Enfermeira aposentada, Maria Fátima Serra Pata, 73 anos, tem uma senhora história de vida. Em Peniche, convidaram-na a entrar nas listas do PS, para número dois, “se calhar por ser uma pessoa muito sociável”. Ninguém – nem ela própria – imaginavam que, dali a um ano, estava ali a primeira mulher presidente de uma câmara no distrito. Em 1983, “o presidente embrulhou-se numa meada de tal ordem com os clandestinos do Baleal que acabou por desistir”. Maria Fátima Pata assumiu a presidência.
“Eu que nunca tinha sido vereadora a tempo inteiro!”. Mesmo com três filhos em idade escolar, assumiu a responsabilidade. “Desempenhei o melhor que sabia e podia”. Sem maioria, recusou acordos. “Não comprei vereadores para ter maioria e a oposição não me levou a bem”.
Além da barragem, recorda a criação do museu etnográfico na Fortaleza, as escolas pré-primárias, jardins-escola e tempos livres construídos e a instalação do hospital, “agora a ser desmantelado por este Governo”. No pátio da Fortaleza, onde os presos políticos passeavam, lançou um festival onde tocaram Trovante, Vitorino de Almeida e Maria João Pires.

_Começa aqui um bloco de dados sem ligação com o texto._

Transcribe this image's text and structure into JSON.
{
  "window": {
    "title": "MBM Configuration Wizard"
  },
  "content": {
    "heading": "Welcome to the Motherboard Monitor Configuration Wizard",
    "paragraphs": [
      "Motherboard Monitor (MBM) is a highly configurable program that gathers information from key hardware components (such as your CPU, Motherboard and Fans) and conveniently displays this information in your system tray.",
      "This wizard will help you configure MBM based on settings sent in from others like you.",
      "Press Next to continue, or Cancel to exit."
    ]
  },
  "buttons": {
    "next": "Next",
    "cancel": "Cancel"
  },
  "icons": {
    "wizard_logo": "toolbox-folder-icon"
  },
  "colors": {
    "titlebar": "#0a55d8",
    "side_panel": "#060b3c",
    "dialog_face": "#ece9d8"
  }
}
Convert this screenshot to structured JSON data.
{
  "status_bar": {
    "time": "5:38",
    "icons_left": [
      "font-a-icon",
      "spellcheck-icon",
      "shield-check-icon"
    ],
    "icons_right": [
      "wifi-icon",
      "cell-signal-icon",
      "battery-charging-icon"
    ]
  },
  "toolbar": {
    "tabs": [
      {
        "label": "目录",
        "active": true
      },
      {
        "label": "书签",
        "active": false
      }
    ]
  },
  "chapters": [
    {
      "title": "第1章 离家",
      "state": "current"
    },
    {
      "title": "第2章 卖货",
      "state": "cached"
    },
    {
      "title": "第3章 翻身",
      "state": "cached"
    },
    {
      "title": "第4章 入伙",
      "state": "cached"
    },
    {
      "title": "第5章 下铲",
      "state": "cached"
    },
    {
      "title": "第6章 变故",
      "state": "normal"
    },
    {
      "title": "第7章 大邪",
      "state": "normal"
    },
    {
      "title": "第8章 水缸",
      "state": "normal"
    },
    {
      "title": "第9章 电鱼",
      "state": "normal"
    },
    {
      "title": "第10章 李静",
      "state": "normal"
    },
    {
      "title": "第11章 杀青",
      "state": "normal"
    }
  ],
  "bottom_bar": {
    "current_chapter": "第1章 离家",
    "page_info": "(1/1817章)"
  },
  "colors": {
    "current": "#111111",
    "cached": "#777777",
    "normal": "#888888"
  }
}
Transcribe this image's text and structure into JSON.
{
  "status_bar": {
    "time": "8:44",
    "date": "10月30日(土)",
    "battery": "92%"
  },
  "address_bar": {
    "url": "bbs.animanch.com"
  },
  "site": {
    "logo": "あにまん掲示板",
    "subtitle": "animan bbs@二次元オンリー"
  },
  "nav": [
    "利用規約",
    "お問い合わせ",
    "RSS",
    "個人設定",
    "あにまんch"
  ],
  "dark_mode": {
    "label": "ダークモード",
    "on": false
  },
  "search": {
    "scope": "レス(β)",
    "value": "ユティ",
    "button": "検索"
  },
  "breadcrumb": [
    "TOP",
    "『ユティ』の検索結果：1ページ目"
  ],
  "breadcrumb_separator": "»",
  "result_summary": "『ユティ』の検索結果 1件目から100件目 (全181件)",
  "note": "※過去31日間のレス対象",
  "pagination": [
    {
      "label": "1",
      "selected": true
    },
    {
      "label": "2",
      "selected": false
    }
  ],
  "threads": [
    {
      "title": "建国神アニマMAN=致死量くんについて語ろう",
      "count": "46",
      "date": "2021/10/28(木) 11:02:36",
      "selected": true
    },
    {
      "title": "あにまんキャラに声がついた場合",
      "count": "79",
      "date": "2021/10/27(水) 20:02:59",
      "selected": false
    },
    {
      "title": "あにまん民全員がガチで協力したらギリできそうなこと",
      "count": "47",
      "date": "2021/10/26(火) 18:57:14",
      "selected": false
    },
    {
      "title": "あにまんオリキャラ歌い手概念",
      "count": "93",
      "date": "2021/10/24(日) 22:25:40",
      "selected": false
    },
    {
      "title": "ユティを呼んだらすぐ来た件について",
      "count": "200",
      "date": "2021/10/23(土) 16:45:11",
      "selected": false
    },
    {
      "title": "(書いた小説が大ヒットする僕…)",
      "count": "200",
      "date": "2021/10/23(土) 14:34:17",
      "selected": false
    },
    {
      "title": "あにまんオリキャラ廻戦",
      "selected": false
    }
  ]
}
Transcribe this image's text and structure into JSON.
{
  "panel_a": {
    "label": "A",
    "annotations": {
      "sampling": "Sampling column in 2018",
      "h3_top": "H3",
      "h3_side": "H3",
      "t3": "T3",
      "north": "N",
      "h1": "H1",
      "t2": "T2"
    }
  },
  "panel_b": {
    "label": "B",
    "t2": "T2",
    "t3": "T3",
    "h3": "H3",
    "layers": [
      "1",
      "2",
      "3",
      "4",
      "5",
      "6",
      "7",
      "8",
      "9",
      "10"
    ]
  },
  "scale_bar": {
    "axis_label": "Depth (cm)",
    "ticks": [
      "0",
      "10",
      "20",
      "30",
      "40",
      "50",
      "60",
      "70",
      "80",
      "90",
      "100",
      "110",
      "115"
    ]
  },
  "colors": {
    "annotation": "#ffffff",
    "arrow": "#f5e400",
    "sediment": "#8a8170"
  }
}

“Foi uma pena que tenha morrido à nascença. Politicamente as pessoas tinham medo daquilo”, diz, referindo-se ao partido. “Havia muito preconceito em relação à cultura. O PS sentiu-se muito incomodado”. Da experiência como presidente guarda “o conhecimento do outro, do ser humano como ele é, com todas as qualidades e defeitos”. Mas não tem saudades da política.
“Hoje há pouca gente com firmeza de princípios e procedimentos, que pense que o bem tem de ser para todos, não só para alguns”. O Banquinho da Ternura, um movimento de apoio a crianças necessitadas, é o que a entusiasma verdadeiramente. Isso e as aulas de Literatura em Língua Portuguesa que ministra na Universidade Sénior de Peniche. “São os meus meninos”.